Flexibel und geschützt: Forscher haben neue, unerwartete Einblicke in die Struktur des Spike-Proteins von SARS-CoV-2 gewonnen – dem Protein, mit dem das Coronavirus an unsere Zellen andockt. Demnach besitzt der Stiel dieser „Krönchen“ drei Gelenke, die den Proteinkopf mit der Bindungsstelle ungewöhnlich beweglich machen. Zudem sind Stiel und Teile des Proteinkopfes von einer dickeren Schutzhülle aus Zuckern bedeckt als angenommen – das ist für die Impfstoffentwicklung wichtig.

Die stachelartig vorstehenden Spike-Proteine des Coronavirus SARS-CoV-2 sind nicht nur äußerlich sein hervorstechendstes Merkmal – sie spielen auch für die Infektion und Abwehr dieses Virus eine entscheidende Rolle. Denn am knubbeligen Kopf dieses Proteins liegt die Bindungsstelle, mit der das Virus an den ACE2-Rezeptor auf unseren Zellen andockt und in sie eindringt. Gleichzeitig dient diese Struktur unseren Antikörpern als Erkennungsmerkmal bei der Bekämpfung und wird deshalb auch von Impfstoffen genutzt.
Struktur des Spike-Proteins in situ
Umso wichtiger ist es, die Struktur des Spike-Proteins möglichst genau zu kennen. Zwar gab es schon atomgenaue Strukturmodelle des isolierten Proteins, die genaue Konfiguration dieses Proteins in seiner natürlichen Position war aber bislang nur in Teilen bekannt.

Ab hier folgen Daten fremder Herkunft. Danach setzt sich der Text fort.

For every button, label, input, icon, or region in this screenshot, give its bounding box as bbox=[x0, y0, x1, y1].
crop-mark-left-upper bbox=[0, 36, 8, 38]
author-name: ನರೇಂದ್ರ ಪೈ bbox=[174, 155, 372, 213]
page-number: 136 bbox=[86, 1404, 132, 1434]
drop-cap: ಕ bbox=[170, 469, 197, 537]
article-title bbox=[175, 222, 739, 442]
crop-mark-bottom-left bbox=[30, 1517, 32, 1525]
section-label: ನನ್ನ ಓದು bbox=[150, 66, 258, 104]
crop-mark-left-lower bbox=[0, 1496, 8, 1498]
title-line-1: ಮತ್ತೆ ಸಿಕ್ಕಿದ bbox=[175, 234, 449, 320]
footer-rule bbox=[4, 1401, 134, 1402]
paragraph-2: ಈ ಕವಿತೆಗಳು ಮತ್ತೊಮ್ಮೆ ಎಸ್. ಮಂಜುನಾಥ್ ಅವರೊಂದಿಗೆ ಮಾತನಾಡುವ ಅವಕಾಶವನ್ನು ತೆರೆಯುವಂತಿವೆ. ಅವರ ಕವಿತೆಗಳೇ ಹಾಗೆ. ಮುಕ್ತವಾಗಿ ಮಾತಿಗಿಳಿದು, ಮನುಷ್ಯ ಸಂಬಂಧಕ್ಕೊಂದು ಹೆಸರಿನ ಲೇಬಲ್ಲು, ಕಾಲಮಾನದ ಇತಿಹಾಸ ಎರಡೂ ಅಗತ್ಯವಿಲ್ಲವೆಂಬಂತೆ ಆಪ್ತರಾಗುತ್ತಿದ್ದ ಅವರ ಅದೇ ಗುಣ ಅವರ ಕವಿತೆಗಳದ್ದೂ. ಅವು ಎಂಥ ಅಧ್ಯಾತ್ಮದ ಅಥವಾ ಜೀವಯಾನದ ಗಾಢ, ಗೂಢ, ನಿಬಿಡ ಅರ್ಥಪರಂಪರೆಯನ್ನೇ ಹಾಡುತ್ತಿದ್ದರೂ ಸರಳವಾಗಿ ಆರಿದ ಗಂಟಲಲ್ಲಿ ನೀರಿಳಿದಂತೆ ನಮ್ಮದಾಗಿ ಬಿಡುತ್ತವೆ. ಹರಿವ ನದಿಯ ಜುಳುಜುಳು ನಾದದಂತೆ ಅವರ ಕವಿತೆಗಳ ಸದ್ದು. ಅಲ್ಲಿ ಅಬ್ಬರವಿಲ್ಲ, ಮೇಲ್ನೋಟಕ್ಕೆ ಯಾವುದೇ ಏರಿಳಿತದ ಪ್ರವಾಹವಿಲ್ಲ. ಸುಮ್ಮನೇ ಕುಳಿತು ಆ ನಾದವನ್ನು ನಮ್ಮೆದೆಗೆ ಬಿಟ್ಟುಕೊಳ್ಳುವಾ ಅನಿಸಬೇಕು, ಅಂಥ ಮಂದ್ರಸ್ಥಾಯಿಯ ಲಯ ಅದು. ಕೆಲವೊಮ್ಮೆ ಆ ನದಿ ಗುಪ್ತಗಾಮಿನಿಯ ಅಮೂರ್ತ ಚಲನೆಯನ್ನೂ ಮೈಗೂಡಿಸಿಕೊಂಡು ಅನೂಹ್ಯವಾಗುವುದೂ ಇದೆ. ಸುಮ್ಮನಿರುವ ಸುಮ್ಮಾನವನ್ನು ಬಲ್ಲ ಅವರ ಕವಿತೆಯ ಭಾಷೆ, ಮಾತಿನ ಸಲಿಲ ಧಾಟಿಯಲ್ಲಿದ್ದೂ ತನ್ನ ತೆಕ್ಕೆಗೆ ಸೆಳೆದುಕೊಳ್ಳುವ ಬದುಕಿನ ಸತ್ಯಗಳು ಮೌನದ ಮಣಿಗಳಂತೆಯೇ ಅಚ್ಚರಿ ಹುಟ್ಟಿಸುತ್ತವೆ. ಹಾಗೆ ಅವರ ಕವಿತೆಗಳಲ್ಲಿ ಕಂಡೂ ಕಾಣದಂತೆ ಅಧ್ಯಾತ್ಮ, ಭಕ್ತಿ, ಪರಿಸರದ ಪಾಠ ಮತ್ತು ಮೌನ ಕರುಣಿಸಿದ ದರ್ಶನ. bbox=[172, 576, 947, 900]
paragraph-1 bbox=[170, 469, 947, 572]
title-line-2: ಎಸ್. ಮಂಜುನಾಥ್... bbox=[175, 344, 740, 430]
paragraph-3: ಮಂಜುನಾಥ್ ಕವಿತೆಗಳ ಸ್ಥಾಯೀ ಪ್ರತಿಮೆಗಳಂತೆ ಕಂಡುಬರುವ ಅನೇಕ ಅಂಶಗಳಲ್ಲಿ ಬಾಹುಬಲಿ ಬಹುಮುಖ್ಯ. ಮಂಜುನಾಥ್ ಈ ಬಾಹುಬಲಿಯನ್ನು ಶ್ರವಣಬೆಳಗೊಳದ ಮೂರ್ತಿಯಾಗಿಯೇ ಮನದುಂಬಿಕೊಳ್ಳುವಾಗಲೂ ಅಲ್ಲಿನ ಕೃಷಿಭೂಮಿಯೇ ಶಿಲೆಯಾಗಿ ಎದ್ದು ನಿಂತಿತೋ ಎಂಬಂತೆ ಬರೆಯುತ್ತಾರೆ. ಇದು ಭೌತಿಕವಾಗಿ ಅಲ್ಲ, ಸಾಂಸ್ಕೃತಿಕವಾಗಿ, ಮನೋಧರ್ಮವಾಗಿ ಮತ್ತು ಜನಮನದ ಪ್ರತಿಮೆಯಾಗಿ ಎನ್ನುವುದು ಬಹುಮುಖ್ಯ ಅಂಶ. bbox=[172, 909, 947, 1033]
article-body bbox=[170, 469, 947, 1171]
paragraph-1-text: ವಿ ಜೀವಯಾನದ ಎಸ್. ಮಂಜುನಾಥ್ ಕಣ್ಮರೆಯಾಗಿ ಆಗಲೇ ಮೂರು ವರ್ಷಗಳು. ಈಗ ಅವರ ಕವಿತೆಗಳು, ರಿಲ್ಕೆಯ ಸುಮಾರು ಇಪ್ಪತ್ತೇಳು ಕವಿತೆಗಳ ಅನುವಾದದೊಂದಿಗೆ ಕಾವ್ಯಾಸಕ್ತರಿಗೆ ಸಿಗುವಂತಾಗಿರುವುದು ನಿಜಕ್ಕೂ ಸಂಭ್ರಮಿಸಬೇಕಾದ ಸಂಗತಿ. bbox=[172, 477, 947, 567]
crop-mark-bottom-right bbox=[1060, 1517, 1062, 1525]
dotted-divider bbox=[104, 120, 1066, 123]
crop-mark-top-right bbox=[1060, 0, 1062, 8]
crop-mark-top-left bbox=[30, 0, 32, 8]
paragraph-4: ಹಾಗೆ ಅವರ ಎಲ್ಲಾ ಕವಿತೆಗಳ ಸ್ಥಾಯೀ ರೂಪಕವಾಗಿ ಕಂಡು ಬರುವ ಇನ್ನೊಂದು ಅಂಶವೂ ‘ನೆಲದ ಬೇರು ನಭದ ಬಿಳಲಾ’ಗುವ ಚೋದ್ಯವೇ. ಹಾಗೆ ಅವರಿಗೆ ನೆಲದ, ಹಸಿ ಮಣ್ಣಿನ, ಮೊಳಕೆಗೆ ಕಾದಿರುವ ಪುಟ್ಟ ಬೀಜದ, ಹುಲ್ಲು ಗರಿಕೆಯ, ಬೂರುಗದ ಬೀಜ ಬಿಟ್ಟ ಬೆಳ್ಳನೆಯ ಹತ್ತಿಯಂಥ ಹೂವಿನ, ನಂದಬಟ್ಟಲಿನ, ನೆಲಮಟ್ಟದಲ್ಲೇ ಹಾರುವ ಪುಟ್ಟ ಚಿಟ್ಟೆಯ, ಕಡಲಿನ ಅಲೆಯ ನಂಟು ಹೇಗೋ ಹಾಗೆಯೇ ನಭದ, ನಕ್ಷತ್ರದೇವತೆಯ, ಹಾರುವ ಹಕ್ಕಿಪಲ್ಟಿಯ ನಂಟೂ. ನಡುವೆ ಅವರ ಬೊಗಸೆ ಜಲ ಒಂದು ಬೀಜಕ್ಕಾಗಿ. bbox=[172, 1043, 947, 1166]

Jetzt ist es Forschern um Beata Turonova vom European Molecular Biology Laboratory (EMBL) in Heidelberg erstmals gelungen, die molekulare Struktur des Spike-Proteins an intakten Viren und mit nahezu atomarer Auflösung zu analysieren.
Für ihre Studie nutzten die Forscher zunächst die Kryo-Elektronenmikroskopie, um hochaufgelöste Momentaufnahmen von 1.000 gefriergetrockneten Viren mitsamt ihrer Proteine zu erstellen. Diese Kryotomogramme zeigten bereits einzelne Protein-Untereinheiten der im Schnitt rund 40 Spike-Proteine pro Virus. Eine computergestützte Verarbeitung der Tomogramme erlaubte es dann, Kopf und Stiel der Spike-Proteine fast atomgenau zu kartieren.